In fact, if you lived anywhere near Toronto, you might remember that summer.

More than 800 bus tours were scrubbed, costing businesses about $6 million. During one month alone hotel cancellations cost $39 million. The following month, area hotels were half empty. The dazzling shows at Toronto’s Prince of Wales Theatre played to rows of vacant seats. Restaurant receipts were down by about a quarter.

The mayor of Toronto pleaded with banks to provide more loans to struggling small businesses. The provincial health care system was burdened with $945 million in additional expense.

The Conference Board said the GDP of Canada as a whole declined by about $1.5 billion, while Toronto’s economy shrank by .5%. Nationally the travel industry lost $1.1 billion in bookings.

What caused this massive set of losses?
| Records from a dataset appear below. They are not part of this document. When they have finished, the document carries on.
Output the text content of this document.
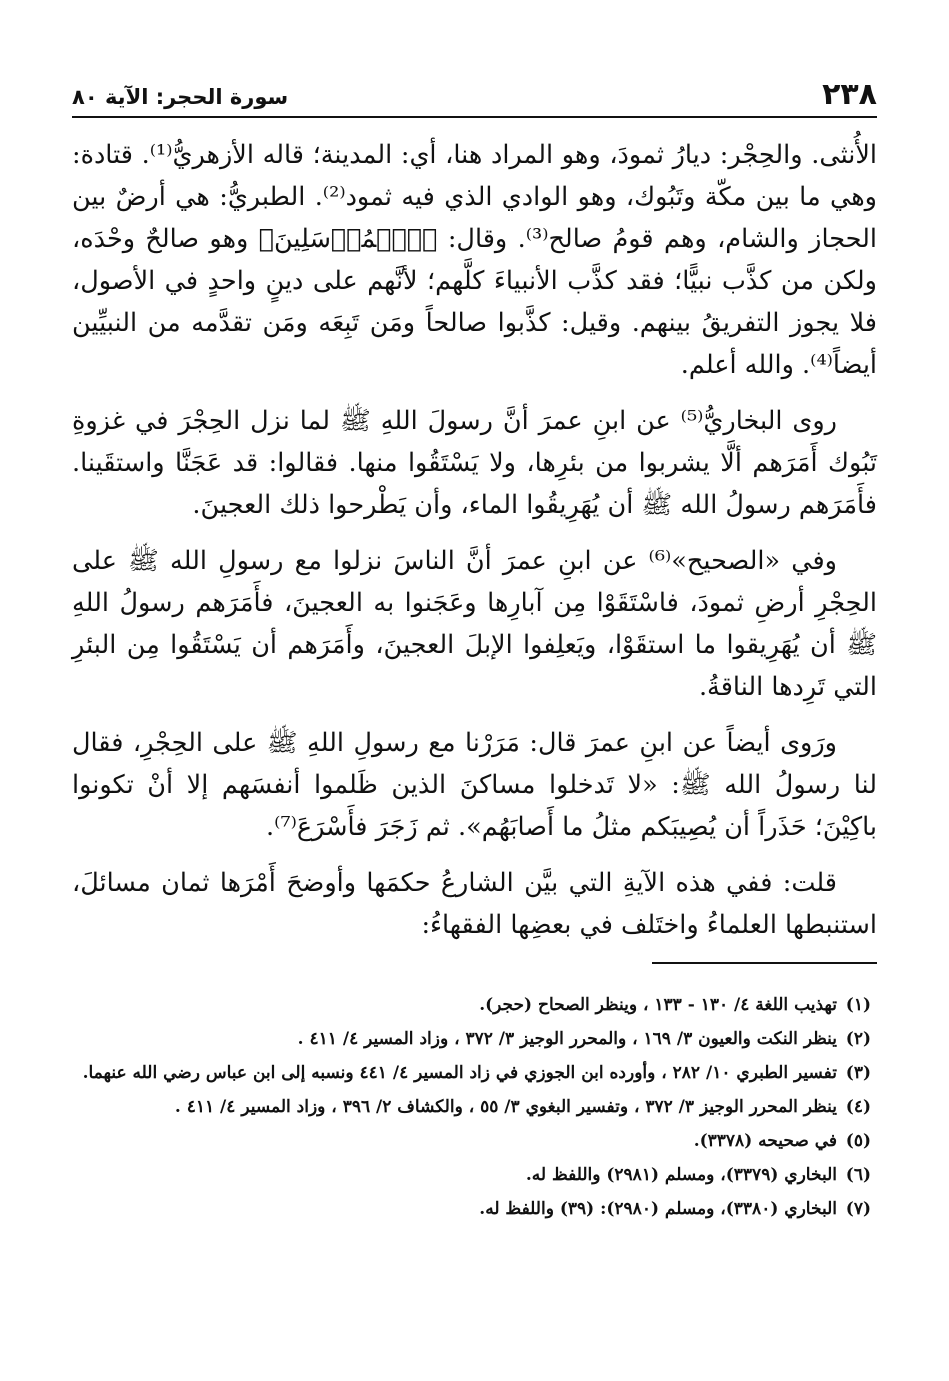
٢٣٨
سورة الحجر: الآية ٨٠

الأُنثى. والحِجْر: ديارُ ثمودَ، وهو المراد هنا، أي: المدينة؛ قاله الأزهريُّ⁽¹⁾. قتادة: وهي ما بين مكّة وتَبُوك، وهو الوادي الذي فيه ثمود⁽²⁾. الطبريُّ: هي أرضٌ بين الحجاز والشام، وهم قومُ صالح⁽³⁾. وقال: ﴿ٱلۡمُرۡسَلِينَ﴾ وهو صالحٌ وحْدَه، ولكن من كذَّب نبيًّا؛ فقد كذَّب الأنبياءَ كلَّهم؛ لأنَّهم على دينٍ واحدٍ في الأصول، فلا يجوز التفريقُ بينهم. وقيل: كذَّبوا صالحاً ومَن تَبِعَه ومَن تقدَّمه من النبيِّين أيضاً⁽⁴⁾. والله أعلم.

روى البخاريُّ⁽⁵⁾ عن ابنِ عمرَ أنَّ رسولَ اللهِ ﷺ لما نزل الحِجْرَ في غزوةِ تَبُوك أَمَرَهم ألَّا يشربوا من بئرِها، ولا يَسْتَقُوا منها. فقالوا: قد عَجَنَّا واستقَينا. فأَمَرَهم رسولُ الله ﷺ أن يُهَرِيقُوا الماء، وأن يَطْرحوا ذلك العجينَ.

وفي «الصحيح»⁽⁶⁾ عن ابنِ عمرَ أنَّ الناسَ نزلوا مع رسولِ الله ﷺ على الحِجْرِ أرضِ ثمودَ، فاسْتَقَوْا مِن آبارِها وعَجَنوا به العجينَ، فأَمَرَهم رسولُ اللهِ ﷺ أن يُهَرِيقوا ما استقَوْا، ويَعلِفوا الإبلَ العجينَ، وأَمَرَهم أن يَسْتَقُوا مِن البئرِ التي تَرِدها الناقةُ.

ورَوى أيضاً عن ابنِ عمرَ قال: مَرَرْنا مع رسولِ اللهِ ﷺ على الحِجْرِ، فقال لنا رسولُ الله ﷺ: «لا تَدخلوا مساكنَ الذين ظَلموا أنفسَهم إلا أنْ تكونوا باكِيْنَ؛ حَذَراً أن يُصِيبَكم مثلُ ما أَصابَهُم». ثم زَجَرَ فأَسْرَعَ⁽⁷⁾.

قلت: ففي هذه الآيةِ التي بيَّن الشارعُ حكمَها وأوضحَ أَمْرَها ثمان مسائلَ، استنبطها العلماءُ واختَلف في بعضِها الفقهاءُ:

(١)تهذيب اللغة ٤/ ١٣٠ - ١٣٣ ، وينظر الصحاح (حجر).

(٢)ينظر النكت والعيون ٣/ ١٦٩ ، والمحرر الوجيز ٣/ ٣٧٢ ، وزاد المسير ٤/ ٤١١ .

(٣)تفسير الطبري ١٠/ ٢٨٢ ، وأورده ابن الجوزي في زاد المسير ٤/ ٤٤١ ونسبه إلى ابن عباس رضي الله عنهما.

(٤)ينظر المحرر الوجيز ٣/ ٣٧٢ ، وتفسير البغوي ٣/ ٥٥ ، والكشاف ٢/ ٣٩٦ ، وزاد المسير ٤/ ٤١١ .

(٥)في صحيحه (٣٣٧٨).

(٦)البخاري (٣٣٧٩)، ومسلم (٢٩٨١) واللفظ له.

(٧)البخاري (٣٣٨٠)، ومسلم (٢٩٨٠): (٣٩) واللفظ له.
A respiratory ailment called SARS, of course. It ended up killing about 50 people before disappearing – but not before forcing the quarantine of hundreds of thousands of people, and turning thoroughfares like Bay Street into the equivalent of quiet country roads.

I mention this in the context of H1N1. As you know, the US president has declared a state of emergency and there are lineups hours long in American cities of people desperate to get the vaccine. Troubling, there’s a serious shortage of the stuff stateside. In Canada, the sudden death of several children, as well as thousands of new cases are turning Swine Flu into the major media story of the day. Maybe the year.

The economic impact of this is completely unknown, but it will not be small. After all, eight million doses of vaccine in Canada are the result of one contract worth at least $400 million. More significant will be the toll on businesses if the next few months bring widespread school closings, forcing parents stay at home, or if the virus sweeps through offices and factories.

Doubtlessly many people will thump me for even raising this topic, since the conspiracy types already believe H1N1 is exaggerated, some kind of hoax, or (sheesh) an excuse to inject a microchip into everyone’s bloodstream. And I have no idea.

But I do know this: SARS hurt, a lot. If H1N1 is half the thing we keep hearing about from humourless public health officials, then it’s hard to see how this will not impact the economy and them, ultimately, the markets. If the US is as unprepared as the CDC and CNN make out, it could be another Katrina.

As you know, it also comes at a time when we’re already vulnerable, sinking wildly into public debt and our tourism sector’s trying to cope with an out-of-control currency.

Hopefully the thing will fizzle, victims will recover and the media can move on to the latest diddling bishop. But until that becomes clear, I’d be taking some profits, shorting the airlines, holding puts on the indexes, and sitting on cash.

Might be some great deals coming on motor coaches.